Ubuntu logo

Developer Summit

Upstart service readiness

2012-05-08 16:15..17:00 in G. Ballroom F

Upstart currently considers a service "ready" (fully initialised) once:

  • [Services] The process has forked the expected number of times (0-2)
  • [Tasks] The process has been exec'd successfully

For daemons therefore, "service readiness" is inextricably linked to the overloaded 'expect' stanza which is also used for PID tracking.

The problem is that some services (such as cups) are not ready once they have forked 'n' times.

The proposal is to introduce a new 'ready on' stanza coupled with a 'ready' event that would allow explicit control over when Upstart deems a service to be in a usable state:

http://people.canonical.com/~jhunt/blueprints/upstart-service-readiness-table.html

Summary:

  • No change to existing 'expect' behaviour.
  • If no 'ready on' condition specified, 'ready' event emitted immediately   after 'started'.
  • If 'ready on' condition specified, 'ready' event emitted if and when   condition becomes true.
  • 'ready' event can optionally be used by other services as a more   reliable way to know when a service is fully initialized and thus usable.

Observations:

  • possible to specify multiple values in 'ready on' condition such as:   "ready on (dbus NAME=org.bar.foo and file FPATH=/var/log/myapp.log and socket PROTO=inet PORT=80"   "ready on stopped myjob and started myjob2"
  • upstart-socket-bridge will be retained but with advent of (C), no   longer necessary to modify any daemons as is required by systemd for   "socket activation".

Advantages:

  • No change to existing 'expect' behaviour.
  • Solves the readiness problem since .conf files would have a rich   palette of sources of readiness to choose from which should cover 99%   of all cases (udev, dbus, file, socket).
  • More reliable behaviour.
  • Would allow for simplification for jobs that currently fail to work   solely via ptrace (for example, see gross hacks in /etc/init/cups.conf).

Work required:

  • Finish (C).
  • Implement (D) and (E).
  • Modify upstart-udev-bridge to look at "ready on" job stanzas to allow   "ready on [HTML_REMOVED]".

Concerns:

  • (D) would need to be accepted into the upstream kernel.
  • (D) would not currently work in LXC containers since netlink is effectively disabled (as it is not namespace-aware). Correct fix would presumably be to make netlink ns-aware?
  • (D) ties this feature to Linux rather heavily   (could provide a very crude /proc/net/{tcp,udp} implementation but   performance would be poor as file must be continually re-read!)
  • (C) would need to use inotify (or fsnotify to avoid complexities to overcome racy behaviour for inotify recursive watches) but could be ported to other architectures   (such as FreeBSD using kqueue).

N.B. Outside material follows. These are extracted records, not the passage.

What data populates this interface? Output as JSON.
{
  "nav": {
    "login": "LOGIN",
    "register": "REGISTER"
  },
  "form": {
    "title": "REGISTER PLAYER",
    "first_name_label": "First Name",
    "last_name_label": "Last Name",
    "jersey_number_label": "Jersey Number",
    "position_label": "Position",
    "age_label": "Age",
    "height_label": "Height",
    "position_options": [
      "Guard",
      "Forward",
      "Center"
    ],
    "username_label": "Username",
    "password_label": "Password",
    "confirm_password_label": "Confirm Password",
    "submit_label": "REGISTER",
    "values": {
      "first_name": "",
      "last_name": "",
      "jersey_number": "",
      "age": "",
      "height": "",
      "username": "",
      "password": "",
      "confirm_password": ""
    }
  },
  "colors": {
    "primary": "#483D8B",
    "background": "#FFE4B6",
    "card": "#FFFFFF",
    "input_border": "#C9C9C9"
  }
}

Alternative idea (from apw): put the onus on the daemons to inform Upstart when they are ready.

This is in fact already possible using 'expect stop' where Upstart waits for the application to send SIGSTOP before considering it ready. It could be extended to obtain the PID directly via sigaction(2) to avoid the need to obtain it via ptrace(2). Could go a stage further and provide some sort of formal API rather than a signal to allow a daemon to indicate readiness (coupled with a utility command to do the same).

Advantages:

  • simple.
  • puts onus on daemons rather than Upstart.
  • potentially removes the need to use ptrace for PID tracking.
  • if the API idea were selected, this could be used with SysV jobs too (by providing a NOP implementation for the traditional SysV init).
  • no kernel support required (so would map across to other systems (BSD/Hurd if desirable).
  • could be standardized as part of the LSB since it would be init-system-agnostic.

Disadvantages:

  • daemons may ignore the standard behaviour.
  • we would need to modify every daemon in the archive to work with this model.
  • highly unlikely that commercial vendors would modify their products unless it were an approved standard.
  • putting control in the hands of the daemons is not necessarily desirable: consider if they go haywire - Upstart would not be able to control the problem as it may not yet know the PID.